As a front-line physician, M. Cynthia Cheung started writing poetry during the worst days of the COVID-19 pandemic. Her remarkable debut collection, Common Disaster, chronicles these experiences. Confronting not just the coronavirus but also war crimes and the death of loved ones, Cheung shows us that the pandemic is only one of many disasters we hold in common. In poems that look to both the past and future, she takes a stand against the extinction of self and memory, challenging the violence of erasure.
The period covered by the book is geologic and vast. It examines present-day evidence of ancient human activity and natural history, including the Lascaux caves, asteroid craters, tar pits, and Viking ruins. The poems include ghazals, thoughtful free verse, and work that takes up the page in reframing classical Chinese oracular texts to situate the pain of a doctor in crisis.
As a physician-poet, Cheung asks us to see beyond the every day to the devastating truths about the human condition.
My Shelf Awareness review: M. Cynthia Cheung is both a physician and a poet. Her debut collection is a lucid reckoning with everything that could and does go wrong, globally and individually.

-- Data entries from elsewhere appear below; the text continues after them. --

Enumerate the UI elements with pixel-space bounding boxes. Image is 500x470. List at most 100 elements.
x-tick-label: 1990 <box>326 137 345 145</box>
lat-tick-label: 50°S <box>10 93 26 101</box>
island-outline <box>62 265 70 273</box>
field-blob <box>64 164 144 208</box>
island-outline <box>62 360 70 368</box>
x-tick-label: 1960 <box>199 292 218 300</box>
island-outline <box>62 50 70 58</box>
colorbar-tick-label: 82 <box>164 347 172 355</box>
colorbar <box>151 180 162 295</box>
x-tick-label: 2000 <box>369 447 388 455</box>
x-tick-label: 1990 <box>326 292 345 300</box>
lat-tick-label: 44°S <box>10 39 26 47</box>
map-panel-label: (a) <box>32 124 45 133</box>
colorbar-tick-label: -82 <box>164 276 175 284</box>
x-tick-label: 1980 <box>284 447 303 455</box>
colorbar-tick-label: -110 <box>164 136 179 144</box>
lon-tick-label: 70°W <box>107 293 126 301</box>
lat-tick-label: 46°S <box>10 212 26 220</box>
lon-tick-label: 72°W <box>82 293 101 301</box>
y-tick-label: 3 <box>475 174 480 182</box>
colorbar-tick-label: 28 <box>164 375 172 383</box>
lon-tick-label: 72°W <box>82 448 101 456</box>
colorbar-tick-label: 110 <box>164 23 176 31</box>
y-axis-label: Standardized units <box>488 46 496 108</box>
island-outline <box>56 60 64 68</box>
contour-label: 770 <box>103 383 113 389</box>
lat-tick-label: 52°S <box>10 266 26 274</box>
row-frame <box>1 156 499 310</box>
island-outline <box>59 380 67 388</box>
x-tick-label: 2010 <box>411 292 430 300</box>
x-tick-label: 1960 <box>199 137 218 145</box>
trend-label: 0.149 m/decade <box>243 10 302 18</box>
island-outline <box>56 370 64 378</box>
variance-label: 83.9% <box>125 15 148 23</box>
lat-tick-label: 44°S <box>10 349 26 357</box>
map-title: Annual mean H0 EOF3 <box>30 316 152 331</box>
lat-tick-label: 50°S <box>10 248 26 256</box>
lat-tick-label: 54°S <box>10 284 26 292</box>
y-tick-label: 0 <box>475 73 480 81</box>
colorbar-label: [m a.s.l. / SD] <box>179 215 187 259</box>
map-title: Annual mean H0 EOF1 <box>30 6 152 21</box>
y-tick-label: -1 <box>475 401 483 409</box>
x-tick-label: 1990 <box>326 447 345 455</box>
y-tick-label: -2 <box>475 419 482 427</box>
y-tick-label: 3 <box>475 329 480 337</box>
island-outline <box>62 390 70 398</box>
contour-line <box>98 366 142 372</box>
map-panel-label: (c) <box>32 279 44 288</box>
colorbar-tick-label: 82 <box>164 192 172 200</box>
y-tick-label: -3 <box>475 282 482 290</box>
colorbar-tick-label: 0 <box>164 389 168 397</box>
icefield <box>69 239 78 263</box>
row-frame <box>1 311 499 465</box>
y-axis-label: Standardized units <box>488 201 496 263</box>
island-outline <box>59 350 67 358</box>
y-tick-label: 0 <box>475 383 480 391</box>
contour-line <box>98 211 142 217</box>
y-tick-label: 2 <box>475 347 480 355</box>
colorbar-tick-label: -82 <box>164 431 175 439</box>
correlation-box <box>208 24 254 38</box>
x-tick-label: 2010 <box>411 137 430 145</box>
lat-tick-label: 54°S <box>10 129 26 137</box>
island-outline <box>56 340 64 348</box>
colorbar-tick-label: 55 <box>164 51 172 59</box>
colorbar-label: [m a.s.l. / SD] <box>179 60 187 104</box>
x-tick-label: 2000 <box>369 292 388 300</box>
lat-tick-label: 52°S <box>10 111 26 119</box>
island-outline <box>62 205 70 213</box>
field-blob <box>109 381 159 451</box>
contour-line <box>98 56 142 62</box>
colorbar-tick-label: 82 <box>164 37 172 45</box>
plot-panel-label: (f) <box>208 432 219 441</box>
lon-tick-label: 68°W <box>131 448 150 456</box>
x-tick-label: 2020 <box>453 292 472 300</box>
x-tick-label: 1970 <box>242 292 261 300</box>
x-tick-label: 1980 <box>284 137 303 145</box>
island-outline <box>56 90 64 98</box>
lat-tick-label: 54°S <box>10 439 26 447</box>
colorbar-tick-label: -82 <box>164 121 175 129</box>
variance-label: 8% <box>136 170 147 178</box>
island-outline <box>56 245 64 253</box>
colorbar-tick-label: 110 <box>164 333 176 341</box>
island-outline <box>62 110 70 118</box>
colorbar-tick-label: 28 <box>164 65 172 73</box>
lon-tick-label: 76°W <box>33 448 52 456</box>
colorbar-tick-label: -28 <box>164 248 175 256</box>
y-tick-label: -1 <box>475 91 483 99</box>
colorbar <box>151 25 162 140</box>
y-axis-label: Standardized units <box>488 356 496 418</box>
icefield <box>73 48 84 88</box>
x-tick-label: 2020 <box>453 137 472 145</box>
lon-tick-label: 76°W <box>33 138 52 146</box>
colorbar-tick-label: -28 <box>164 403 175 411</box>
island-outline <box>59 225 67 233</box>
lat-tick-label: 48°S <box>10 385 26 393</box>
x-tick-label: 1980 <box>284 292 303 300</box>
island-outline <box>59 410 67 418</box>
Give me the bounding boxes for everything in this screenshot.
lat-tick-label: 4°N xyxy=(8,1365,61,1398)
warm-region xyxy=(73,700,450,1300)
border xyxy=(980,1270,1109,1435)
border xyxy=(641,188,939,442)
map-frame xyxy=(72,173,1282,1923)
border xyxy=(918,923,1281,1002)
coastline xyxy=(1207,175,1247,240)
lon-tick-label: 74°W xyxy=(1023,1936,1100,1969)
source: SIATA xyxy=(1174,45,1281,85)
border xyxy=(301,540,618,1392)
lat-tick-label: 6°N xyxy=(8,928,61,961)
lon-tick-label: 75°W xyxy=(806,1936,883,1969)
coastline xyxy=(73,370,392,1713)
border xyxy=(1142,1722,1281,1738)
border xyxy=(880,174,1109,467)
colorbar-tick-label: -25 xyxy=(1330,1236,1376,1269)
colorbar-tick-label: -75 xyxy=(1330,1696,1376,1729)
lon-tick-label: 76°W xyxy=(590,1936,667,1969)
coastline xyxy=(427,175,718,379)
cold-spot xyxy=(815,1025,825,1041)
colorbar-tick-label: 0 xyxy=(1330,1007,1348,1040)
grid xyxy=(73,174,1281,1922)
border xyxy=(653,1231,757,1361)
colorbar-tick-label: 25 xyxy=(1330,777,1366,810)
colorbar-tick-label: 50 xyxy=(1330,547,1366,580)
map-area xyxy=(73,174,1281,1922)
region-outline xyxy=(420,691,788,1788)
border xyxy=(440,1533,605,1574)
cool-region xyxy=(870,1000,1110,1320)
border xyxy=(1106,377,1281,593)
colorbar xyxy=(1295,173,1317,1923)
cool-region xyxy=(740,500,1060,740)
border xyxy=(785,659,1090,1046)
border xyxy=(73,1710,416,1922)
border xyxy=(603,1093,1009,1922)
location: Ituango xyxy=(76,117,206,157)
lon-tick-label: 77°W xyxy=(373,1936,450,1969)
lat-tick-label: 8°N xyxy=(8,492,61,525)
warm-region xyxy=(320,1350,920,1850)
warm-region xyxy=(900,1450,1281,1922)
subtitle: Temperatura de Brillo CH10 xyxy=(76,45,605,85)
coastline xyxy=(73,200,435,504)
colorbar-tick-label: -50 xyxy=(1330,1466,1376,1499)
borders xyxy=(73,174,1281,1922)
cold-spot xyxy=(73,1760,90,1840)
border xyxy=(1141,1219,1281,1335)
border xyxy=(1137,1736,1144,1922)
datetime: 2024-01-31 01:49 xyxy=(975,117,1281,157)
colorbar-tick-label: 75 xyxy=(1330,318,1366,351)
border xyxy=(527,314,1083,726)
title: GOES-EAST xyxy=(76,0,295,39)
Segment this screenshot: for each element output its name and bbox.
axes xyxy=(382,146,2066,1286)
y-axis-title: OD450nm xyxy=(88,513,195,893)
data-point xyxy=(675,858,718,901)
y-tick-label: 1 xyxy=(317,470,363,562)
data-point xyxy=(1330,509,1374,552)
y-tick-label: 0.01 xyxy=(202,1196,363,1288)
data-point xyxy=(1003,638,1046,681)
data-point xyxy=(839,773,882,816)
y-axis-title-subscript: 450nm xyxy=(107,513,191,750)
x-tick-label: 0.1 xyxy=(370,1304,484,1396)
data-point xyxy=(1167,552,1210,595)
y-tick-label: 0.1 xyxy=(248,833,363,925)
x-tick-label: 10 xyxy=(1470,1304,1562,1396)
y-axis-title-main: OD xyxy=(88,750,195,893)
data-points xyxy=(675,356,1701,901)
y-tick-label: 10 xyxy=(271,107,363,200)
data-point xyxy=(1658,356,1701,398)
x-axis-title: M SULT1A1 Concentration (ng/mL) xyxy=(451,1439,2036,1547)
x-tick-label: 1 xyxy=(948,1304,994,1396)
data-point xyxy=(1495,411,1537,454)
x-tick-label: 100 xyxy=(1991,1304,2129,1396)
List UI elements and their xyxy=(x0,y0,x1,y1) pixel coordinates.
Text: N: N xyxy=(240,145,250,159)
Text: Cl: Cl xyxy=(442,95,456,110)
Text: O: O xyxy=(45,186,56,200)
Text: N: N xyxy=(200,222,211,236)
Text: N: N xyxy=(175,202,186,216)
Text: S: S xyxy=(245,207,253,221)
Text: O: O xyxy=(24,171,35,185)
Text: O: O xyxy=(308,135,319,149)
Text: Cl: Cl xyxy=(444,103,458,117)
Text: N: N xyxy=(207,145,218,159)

Intimate, often firsthand knowledge of human tragedies infuses the verse with melancholy honesty. "We all endure our personal/ disasters," Cheung affirms. Her struggles include the death of her grandmother, also a physician; pregnancy loss; and sandwich-generation concerns for her daughters and ailing mother. She broods on Covid-era failures, too: "I am the doctor who couldn't/ save you."
At the same time, existential threats--war, climate breakdown--are mounting. Recurring references to Chernobyl warn of the cataclysm of nuclear warfare. Scientific vocabulary abounds here, with history providing perspective on current events. Extinction can be gradual or sudden, as with the Chicxulub asteroid, believed to have killed the dinosaurs. Surgeons once practiced transplantation on animals (in "Two-Headed Dog"), and trepanning was an early treatment for depression ("People once drilled holes/ into other people's skulls, just to let/ that darkness out"). Given the pitilessness of nature and militaristic humans, the speaker argues, it is no longer possible to believe in God; "our universe is built like a bomb./ Surely no one still thinks God is listening." Cheung suggests that poetry might now fill the role that religion once played.
Ghazals with repeating end words (including "God," "nowhere," and "exile") reinforce the collection's themes, while "Grotto," an intriguing outlier, employs fairytale allusions, alliteration, and slant rhymes. These remarkable poems gild adversity with compassion and model vigilance during uncertainty.
A smartly researched and poignantly rendered collection of poems, Cheung’s debut poetry book looks unwaveringly at the present moment and beyond. Wonderful to read!
M. Cynthia Cheung's collection, COMMON DISASTER (Acre Books), offers a swath of interwoven personal and collective catastrophes that shake us into recognition of our shared march into love, connection, family, confusion, tragedy, loss, and, finally, the grave. These poems make room for compassion and enlightenment, especially as it relates to our intellectual understanding of a historical past that implicates us all. And what to do with this knowledge? Perhaps, like the speaker of these poems, we might become a little more alive, a little more attentive, a little more daring, in our own inevitable vanishing from this earth.
Also! If you are looking for inventive, teachable poems on the ghazal, this collection is a perfect choice!